See Detailed Description.
CYCLE 1: Patients receive ponatinib PO QD or dasatinib PO QD on days 1-28. Patients also receive dexamethasone PO or IV on day 1 and blinatumomab IV continuously on days 1-28, followed by methotrexate IT on day 28 or 29. CYCLE 2: Patients receive ponatinib PO QD or dasatinib PO QD on days 1-28. Patients also receive dexamethasone PO or IV on day 1 and blinatumomab IV continuously on days 1-28. Treatment repeats every 28 days for up to 2 cycles in the absence of disease progression or unacceptable toxicity.
Patients treated on Arm B who remain MRD positive at the end of induction therapy receive blinatumomab based re-induction identical to the regimen described for Arm C. Patients whose molecular test remains MRD positive after re-induction proceed to follow-up at the discretion of the investigator or receive anti CD-19 CAR- T cell therapy, inotuzumab ozogamicin, intensive chemotherapy, or palliative care.
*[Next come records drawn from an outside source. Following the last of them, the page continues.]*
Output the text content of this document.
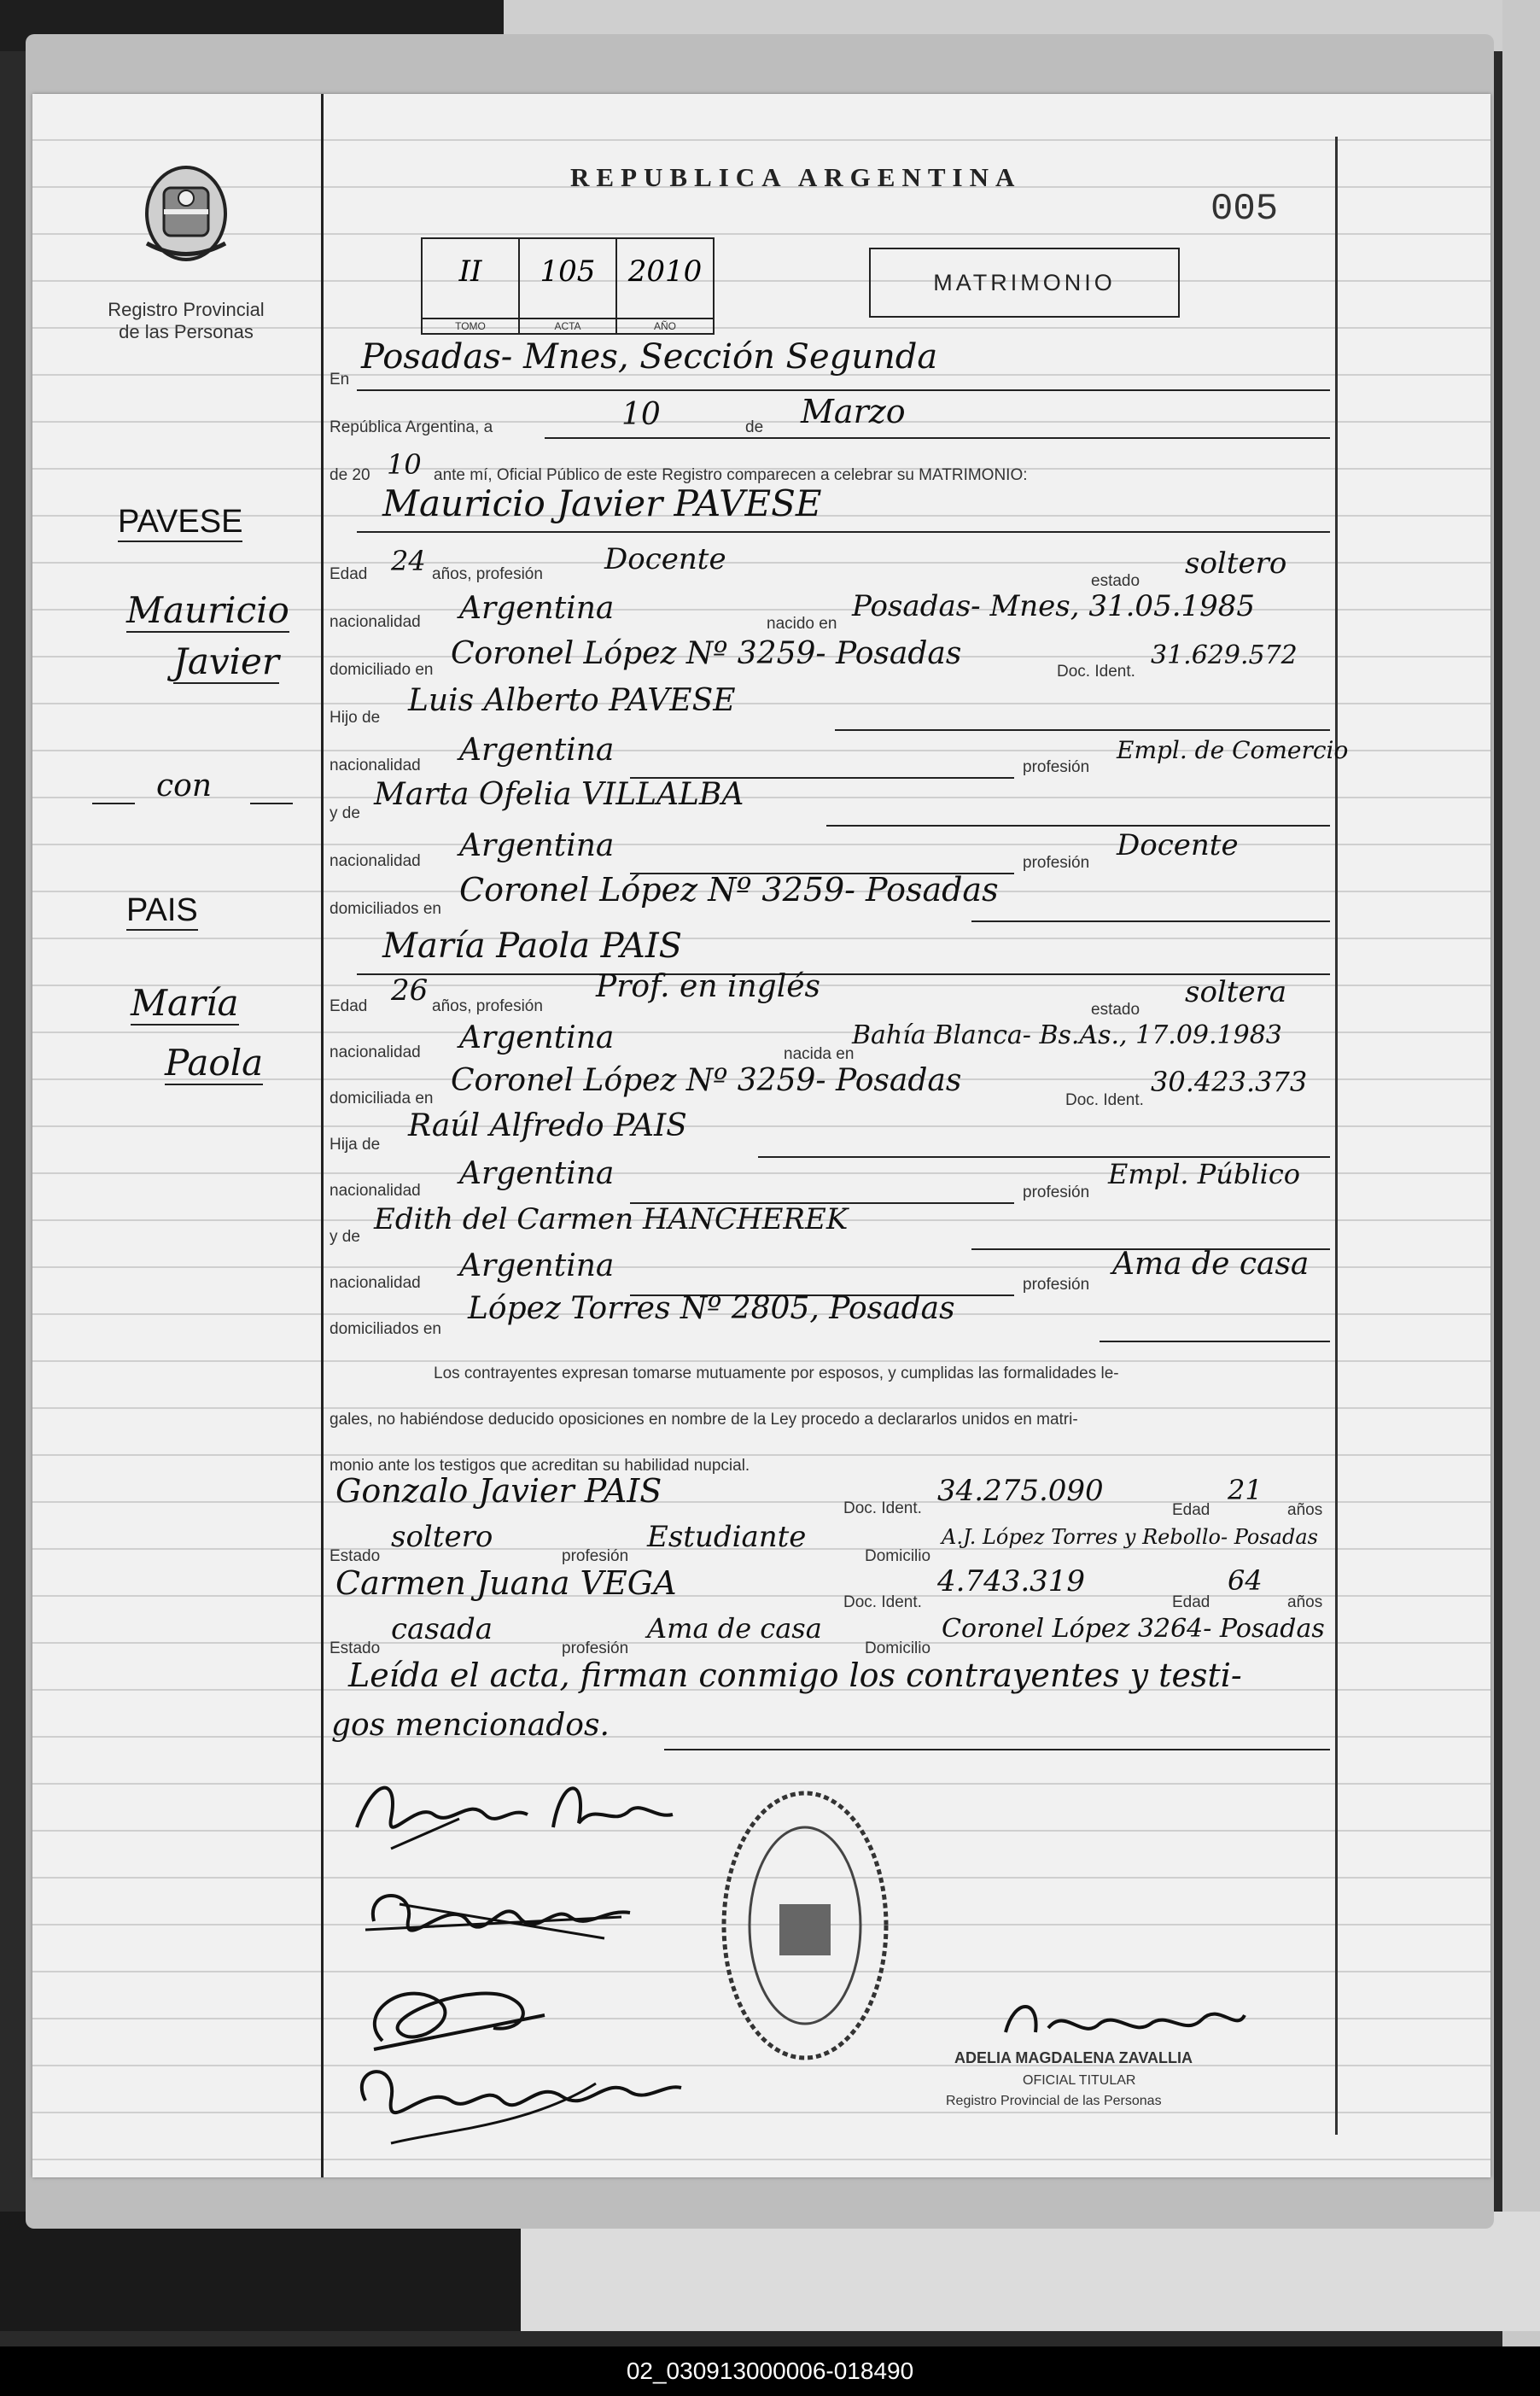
Registro Provincial
de las Personas
PAVESE
Mauricio
Javier
con
PAIS
María
Paola
REPUBLICA ARGENTINA
005
II
TOMO
105
ACTA
2010
AÑO
MATRIMONIO
En
Posadas- Mnes, Sección Segunda
República Argentina, a	10	de Marzo
de 20 10 ante mí, Oficial Público de este Registro comparecen a celebrar su MATRIMONIO:
Mauricio Javier PAVESE
Edad 24 años, profesión Docente
estado
soltero
nacionalidad Argentina	nacido en
Posadas- Mnes, 31.05.1985
domiciliado en Coronel López Nº 3259- Posadas
Doc. Ident.
31.629.572
Hijo de Luis Alberto PAVESE
nacionalidad Argentina	profesión
Empl. de Comercio
y de
Marta Ofelia VILLALBA
nacionalidad Argentina	profesión
Docente
domiciliados en
Coronel López Nº 3259- Posadas
María Paola PAIS
Edad 26 años, profesión
Prof. en inglés
estado
soltera
nacionalidad Argentina	nacida en
Bahía Blanca- Bs.As., 17.09.1983
domiciliada en
Coronel López Nº 3259- Posadas
Doc. Ident.
30.423.373
Hija de
Raúl Alfredo PAIS
nacionalidad Argentina
profesión
Empl. Público
y de
Edith del Carmen HANCHEREK
nacionalidad Argentina
profesión
Ama de casa
domiciliados en
López Torres Nº 2805, Posadas
Los contrayentes expresan tomarse mutuamente por esposos, y cumplidas las formalidades le-
gales, no habiéndose deducido oposiciones en nombre de la Ley procedo a declararlos unidos en matri-
monio ante los testigos que acreditan su habilidad nupcial.
Gonzalo Javier PAIS	Doc. Ident.
34.275.090
Edad
21
años
Estado
soltero
profesión
Estudiante
Domicilio
A.J. López Torres y Rebollo- Posadas
Carmen Juana VEGA
Doc. Ident.
4.743.319
Edad
64
años
Estado
casada
profesión
Ama de casa
Domicilio
Coronel López 3264- Posadas
Leída el acta, firman conmigo los contrayentes y testi-
gos mencionados.
ADELIA MAGDALENA ZAVALLIA
OFICIAL TITULAR
Registro Provincial de las Personas
02_030913000006-018490
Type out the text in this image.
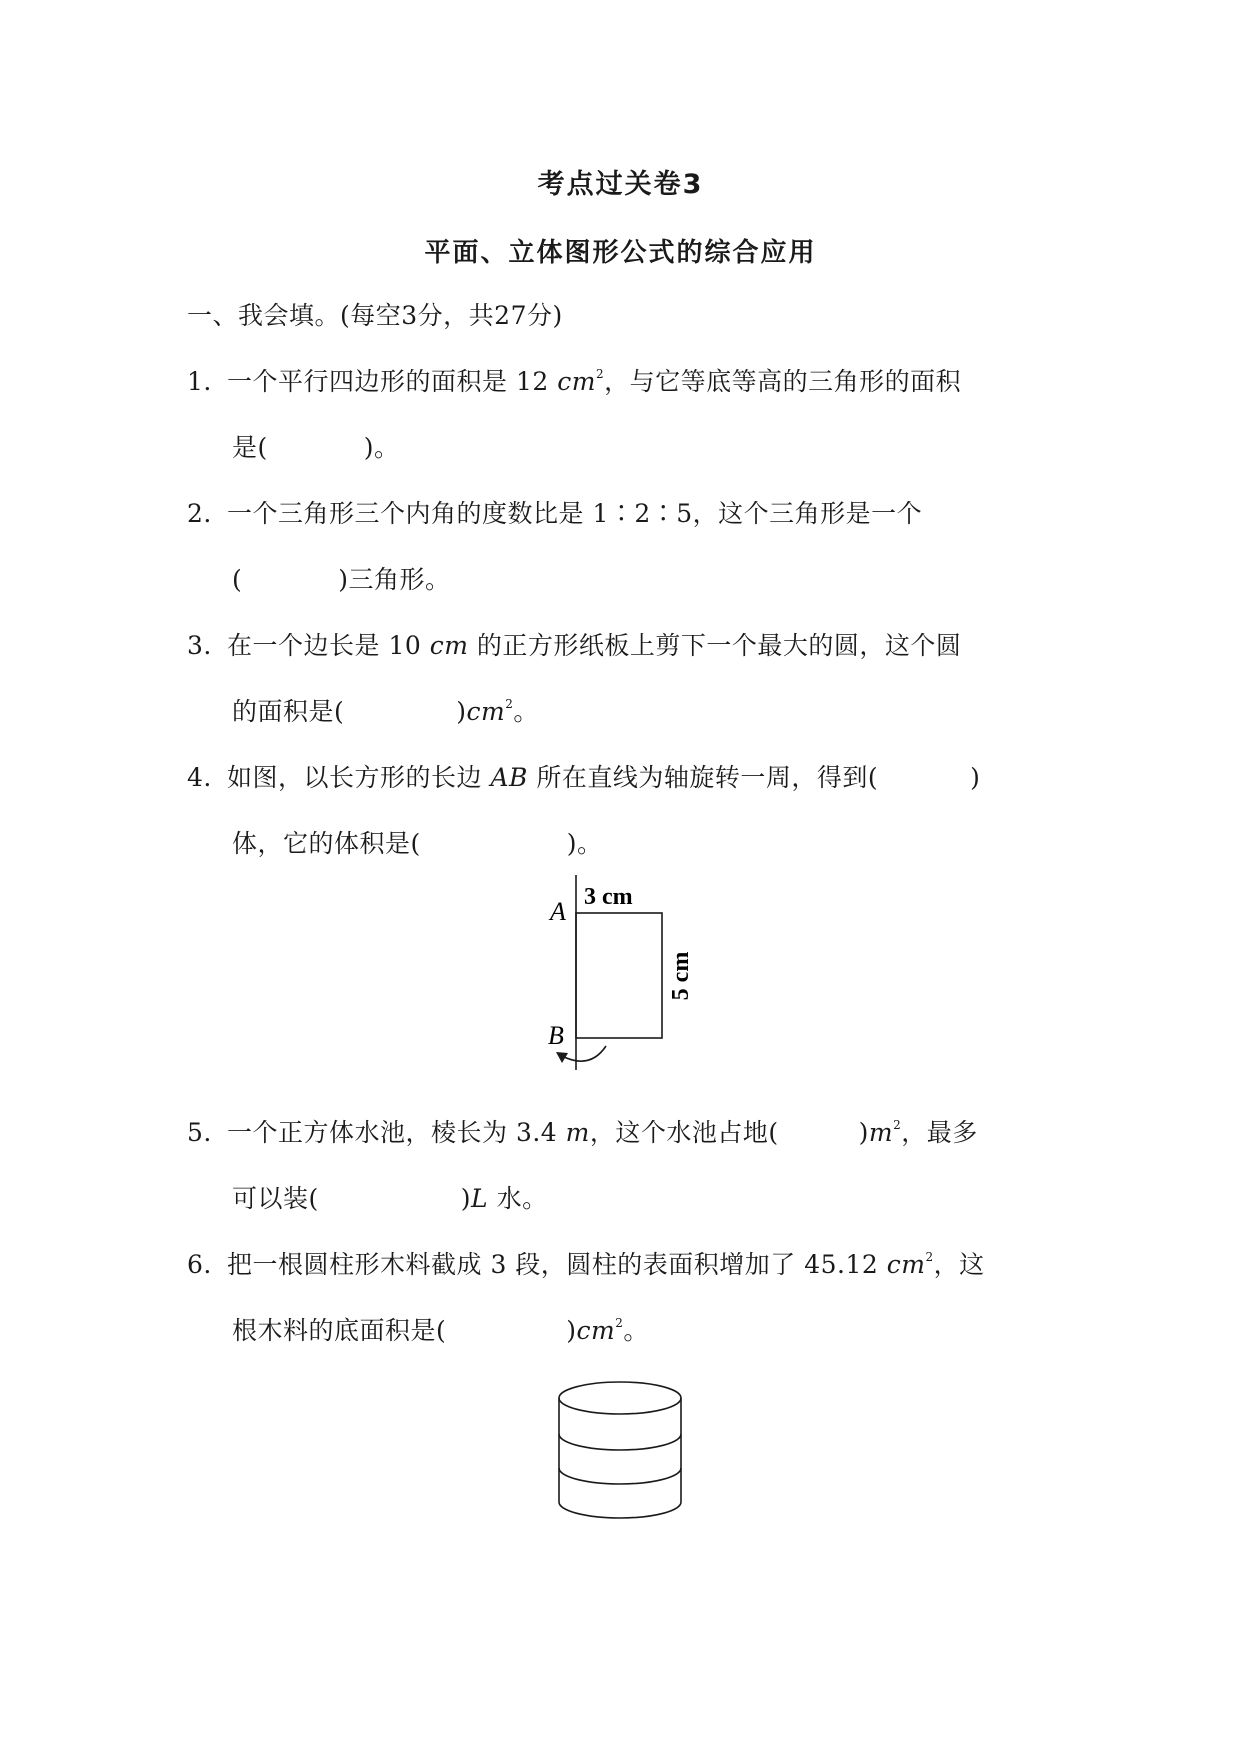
考点过关卷3
平面、立体图形公式的综合应用
一、我会填。(每空3分，共27分)
1. 一个平行四边形的面积是 12 $cm^2$，与它等底等高的三角形的面积
是(	)。
2. 一个三角形三个内角的度数比是 1∶2∶5，这个三角形是一个
(	)三角形。
3. 在一个边长是 10 cm 的正方形纸板上剪下一个最大的圆，这个圆
的面积是(	)$cm^2$。
4. 如图，以长方形的长边 AB 所在直线为轴旋转一周，得到(	)
体，它的体积是(	)。
A
B
3 cm
5 cm
5. 一个正方体水池，棱长为 3.4 m，这个水池占地(	)$m^2$，最多
可以装(	)L 水。
6. 把一根圆柱形木料截成 3 段，圆柱的表面积增加了 45.12 $cm^2$，这
根木料的底面积是(	)$cm^2$。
Patients treated on Arm C who remain MRD positive at the end of induction therapy receive chemotherapy based re-induction which is identical to regimen described for Arm B according to patient's age and the pre-specified chemotherapy arm. Patients whose molecular test remains MRD positive after re-induction proceed to follow-up at the discretion of the investigator or receive anti CD-19 CAR- T cell therapy, inotuzumab ozogamicin, intensive chemotherapy, or palliative care.